Food and Chemical Toxicology
- Discipline: Toxicology
- Language: English
- Edited by: Matthew Wright

Publication details
- Former names: Food and Cosmetics Toxicology
- History: 1963–present
- Publisher: Elsevier
- Frequency: Monthly
- Impact factor: 4.6 (2019)

Standard abbreviations
- ISO 4: Food Chem. Toxicol.

Indexing
- CODEN: FCTOD7
- ISSN: 0278-6915
- LCCN: 82643214
- OCLC no.: 67270973

Links
- Journal homepage; Online archive;

= Food and Chemical Toxicology =

Food and Chemical Toxicology is a peer-reviewed scientific journal covering aspects of food safety, chemical safety, and other aspects of consumer product safety. It is published by Elsevier and was established in 1963. The editor-in-chief is Matthew Wright.

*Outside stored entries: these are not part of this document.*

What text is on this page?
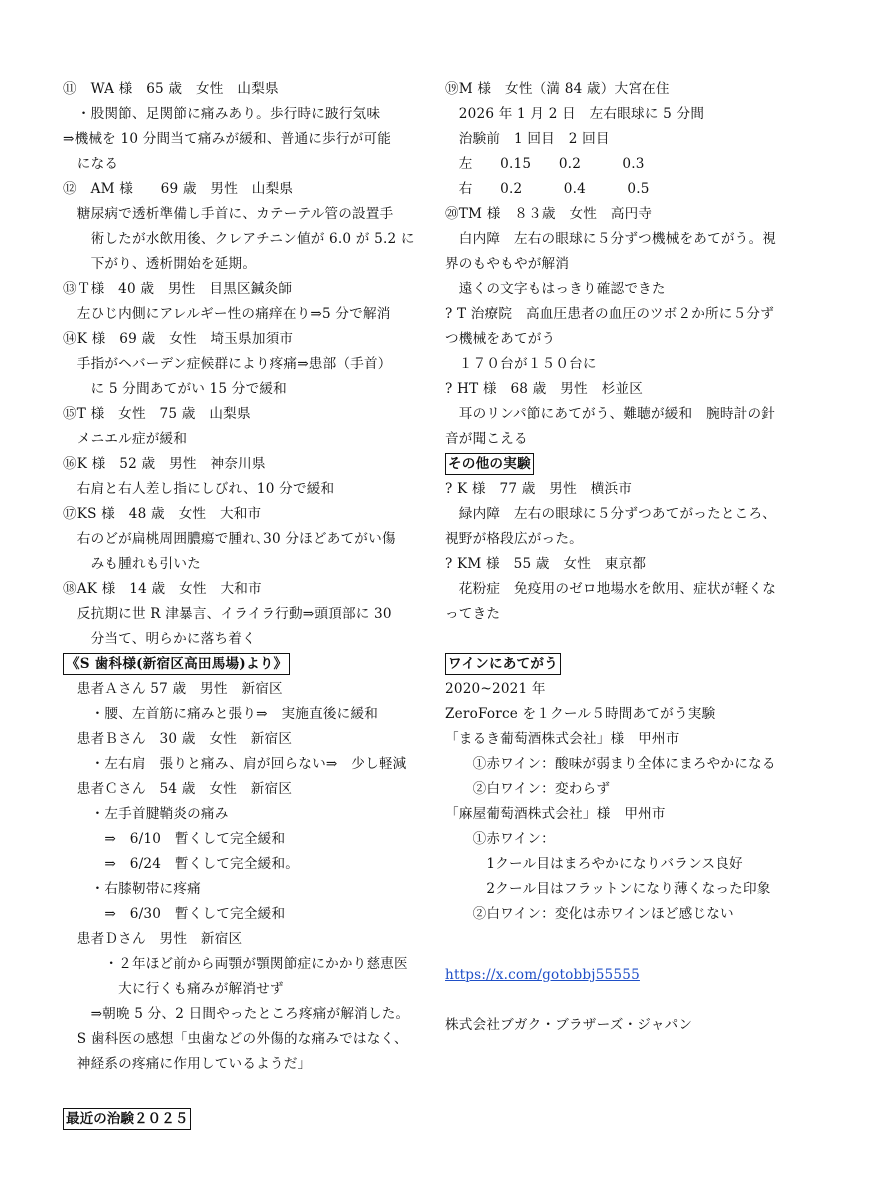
⑪　WA 様　65 歳　女性　山梨県
　・股関節、足関節に痛みあり。歩行時に跛行気味
⇒機械を 10 分間当て痛みが緩和、普通に歩行が可能
　になる
⑫　AM 様　　69 歳　男性　山梨県
　糖尿病で透析準備し手首に、カテーテル管の設置手
　　術したが水飲用後、クレアチニン値が 6.0 が 5.2 に
　　下がり、透析開始を延期。
⑬Ｔ様　40 歳　男性　目黒区鍼灸師
　左ひじ内側にアレルギー性の痛痒在り⇒5 分で解消
⑭K 様　69 歳　女性　埼玉県加須市
　手指がヘバーデン症候群により疼痛⇒患部（手首）
　　に 5 分間あてがい 15 分で緩和
⑮T 様　女性　75 歳　山梨県
　メニエル症が緩和
⑯K 様　52 歳　男性　神奈川県
　右肩と右人差し指にしびれ、10 分で緩和
⑰KS 様　48 歳　女性　大和市
　右のどが扁桃周囲膿瘍で腫れ､30 分ほどあてがい傷
　　みも腫れも引いた
⑱AK 様　14 歳　女性　大和市
　反抗期に世 R 津暴言、イライラ行動⇒頭頂部に 30
　　分当て、明らかに落ち着く
《S 歯科様(新宿区高田馬場)より》
　患者Ａさん 57 歳　男性　新宿区
　　・腰、左首筋に痛みと張り⇒　実施直後に緩和
　患者Ｂさん　30 歳　女性　新宿区
　　・左右肩　張りと痛み、肩が回らない⇒　少し軽減
　患者Ｃさん　54 歳　女性　新宿区
　　・左手首腱鞘炎の痛み
　　　⇒　6/10　暫くして完全緩和
　　　⇒　6/24　暫くして完全緩和。
　　・右膝靭帯に疼痛
　　　⇒　6/30　暫くして完全緩和
　患者Ｄさん　男性　新宿区
　　　・２年ほど前から両顎が顎関節症にかかり慈恵医
　　　　大に行くも痛みが解消せず
　　⇒朝晩 5 分、2 日間やったところ疼痛が解消した。
　S 歯科医の感想「虫歯などの外傷的な痛みではなく、
　神経系の疼痛に作用しているようだ」
⑲M 様　女性（満 84 歳）大宮在住
　2026 年 1 月 2 日　左右眼球に 5 分間
　治験前　1 回目　2 回目
　左　　0.15　　0.2　　　0.3
　右　　0.2　　　0.4　　　0.5
⑳TM 様　８３歳　女性　高円寺
　白内障　左右の眼球に５分ずつ機械をあてがう。視
界のもやもやが解消
　遠くの文字もはっきり確認できた
? T 治療院　高血圧患者の血圧のツボ２か所に５分ず
つ機械をあてがう
　１７０台が１５０台に
? HT 様　68 歳　男性　杉並区
　耳のリンパ節にあてがう、難聴が緩和　腕時計の針
音が聞こえる
その他の実験
? K 様　77 歳　男性　横浜市
　緑内障　左右の眼球に５分ずつあてがったところ、
視野が格段広がった。
? KM 様　55 歳　女性　東京都
　花粉症　免疫用のゼロ地場水を飲用、症状が軽くな
ってきた
ワインにあてがう
2020~2021 年
ZeroForce を１クール５時間あてがう実験
「まるき葡萄酒株式会社」様　甲州市
　　①赤ワイン：酸味が弱まり全体にまろやかになる
　　②白ワイン：変わらず
「麻屋葡萄酒株式会社」様　甲州市
　　①赤ワイン：
　　　1クール目はまろやかになりバランス良好
　　　2クール目はフラットンになり薄くなった印象
　　②白ワイン：変化は赤ワインほど感じない
https://x.com/gotobbj55555
株式会社ブガク・ブラザーズ・ジャパン
最近の治験２０２５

== Abstracting and indexing ==
The journal is abstracted and indexed in Analytical Abstracts, BIOSIS Previews, CAB International, Chemical Abstracts Service, Current Contents/Agriculture, Biology & Environmental Sciences, Current Contents/Life Sciences, Elsevier BIOBASE, EMBASE, MEDLINE/PubMed, Science Citation Index, and Scopus. According to the Journal Citation Reports, it has a 2014 impact factor of 2.895, ranking it 30th out of 87 journals in the category "Toxicology" and 14th out of 123 journals in the category "Food Science & Technology".

==Controversies==
In September 2012 F&CT was the original journal which published the paper in question in the Séralini affair. In November 2013 the publisher (Elsevier) then retracted it, however, only for it to be republished by Environmental Sciences Europe in June 2014.

In 2022, after a call from the editor for articles on alleged adverse effects of the COVID-19 vaccine, Seneff et al. published a paper alleging various mechanisms for various diseases that the authors intend to link to COVID-19 vaccination. Several scientists have warned of the biases and shortcomings that this article contains.